Certaine que le Hamas continuera à gouverner la bande de Gaza à l’avenir, l’armée israélienne se prépare à une possible reconquête de l’ensemble du territoire côtier palestinien en cas de confrontation future avec l’organisation islamique.

Malgré le coup dur essuyé par le Hamas et le Jihad islamique lors de l’opération Bordure protectrice en juillet et août dernier, le commandement militaire israélien est convaincu qu’une nouvelle série de combats à Gaza n’est qu’une question de temps.

Les dirigeants israéliens ne voient aucunement l’Autorité palestinienne reprendre le contrôle de la bande, et préféreraient affronter un Hamas affaibli plutôt qu’une anarchie d’organisations indisciplinées, dont certaines défendent des idéologies extrémistes islamistes.

Le Hamas et le Jihad islamique ont perdu 1 000 hommes armés dans les 50 jours de combats avec Israël, y compris de nombreux commandants. Les 1 100 victimes palestiniennes restantes dans la guerre seraient des civils innocents pris dans la ligne de feu.

Le Hamas avait voulu surprendre Israël au début de l’opération de l’été dernier par une attaque terroriste massive sur une communauté israélienne près du passage de Kerem Shalom via un tunnel creusé sous la frontière.

Mais le leadership politique de l’organisation a décidé de reporter l’attaque, laissant Israël frapper en premier. Cette décision a engendré une crise de confiance entre l’aile militaire du Hamas – qui prônait une action décisive – et la branche politique, plus prudente.

Le fossé entre les deux branches est manifeste dans le choix de leurs alliés régionaux. Alors que l’aile militaire opte pour des liens plus étroits avec l’Iran (qui continue à la financer à hauteur de millions de dollars en espèces via une contrebande d’Egypte), l’aile politique, dirigée par Khaled Meshaal depuis le Qatar, souhaite un rapprochement avec l’Arabie saoudite et l’Egypte.

Marwan Issa, haut commandant des Brigades Izz al-Din al-Qassam (qui dans de nombreux rapports étatit considéré comme le chef de l’aile militaire après l’annonce de l’élimination de son commandant Mohammed Deif dans une frappe israélienne pendant la guerre – démentie par le Hamas) émerge comme l’un des hommes les plus puissants du Hamas. Il sert d’intermédiaire entre les branches politique et militaire.

Huit mois après le cessez-le-feu, le Hamas a repris de plus belle ses constructions de tunnels, employant plus de 1 000 mineurs qui travaillent par tranches de trois gardes, six jours par semaine. Les matériaux utilisés pour les tunnels en béton ont été achetés au marché noir, ainsi que du bois et du plastique dur.

En outre, le Hamas entraîne une force d’élite navale et terrestre, connue en arabe sous le nom de Nukhba, et développe de nouveaux drones et missiles de longue portée financés par Téhéran.

Sur le front égyptien, le Hamas contribue de former des forces offensives dans la péninsule du Sinaï pour mener des attaques coordonnées contre Israël. Fournissant des armes et une assistance médicale aux membres de l’État islamique dans le Sinaï, le Hamas respecte strictement le cessez-le-feu avec Israël dans la bande de Gaza, empêchant le lancement de missiles.

Citant une source responsable de la sécurité égyptienne, l’agence de presse palestinienne Ma’an a rapporté mardi que l’Egypte prend des mesures plus énergiques pour empêcher la construction de nouveaux tunnels de Gaza vers le Sinaï, comme le pompage d’eau souterraine à l’aide de 50 machines pour inonder les tunnels, provoquant leur écroulement. L’Egypte prolonge également la zone tampon à la frontière avec Gaza de un à cinq kilomètres.

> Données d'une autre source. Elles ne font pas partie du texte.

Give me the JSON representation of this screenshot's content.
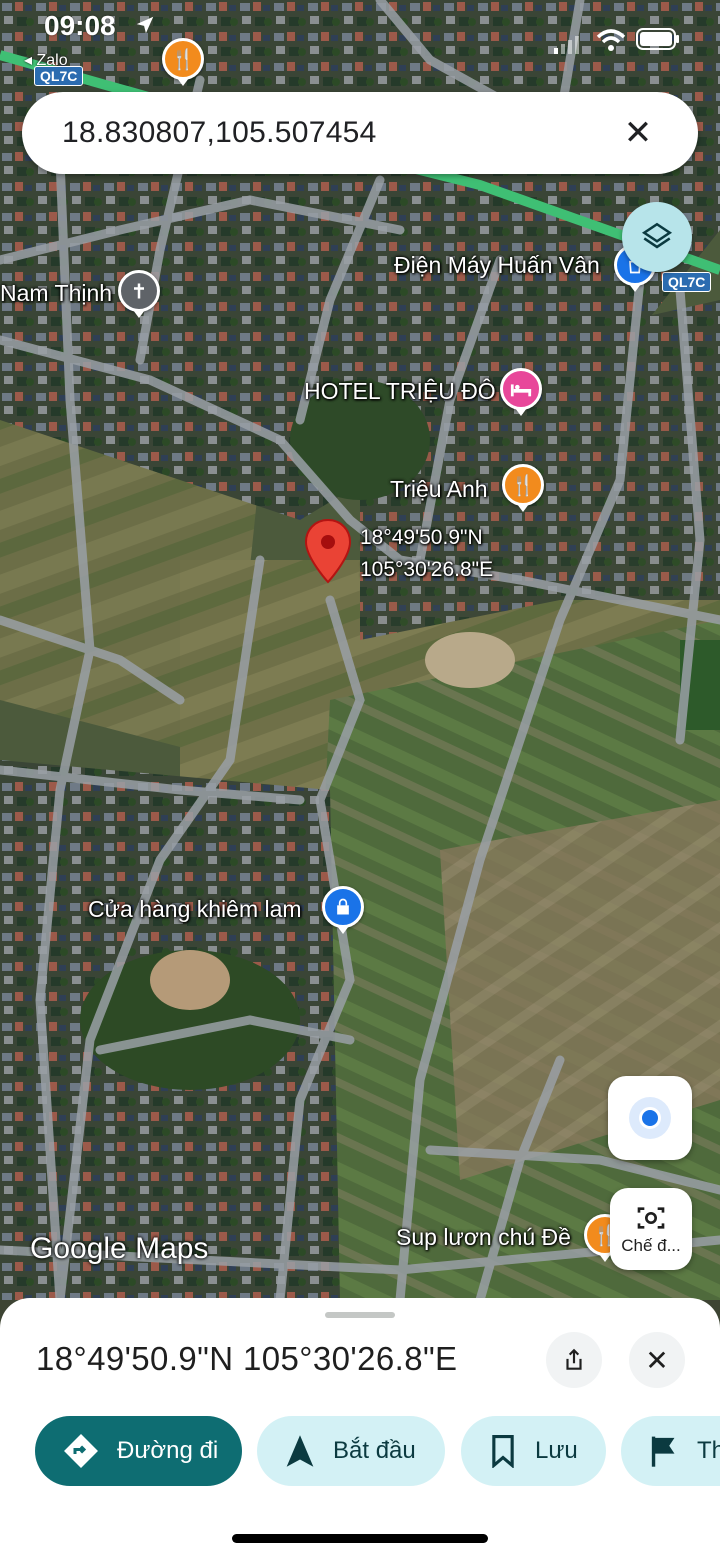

Dans les prochains mois, l’Egypte envisage de creuser un canal d’eau de la Méditerranée vers la pointe sud de Gaza, dans l’espoir d’éradiquer les tunnels souterrains une fois pour toutes.

Selon l’agence palestinienne Maan, Israël a également permis à l’Egypte d’introduire de l’artillerie lourde et des avions de combat F-16 dans le Sinaï, dans sa guerre contre les cellules terroristes locales, pour la première fois depuis la signature des Accords de paix de Camp David en 1979.

Israël comprend que la clé du calme durable dans la bande de Gaza réside dans une dissuasion militaire efficace alliée à une relative prospérité économique. Avec la frontière égyptienne fermée indéfiniment, la bande de Gaza, pauvre et dévastée, devient de plus en plus dépendante d’Israël.

Le nouveau gouvernement israélien va bientôt être prié de permettre à des centaines de journaliers de franchir Gaza, pour la première fois depuis des années.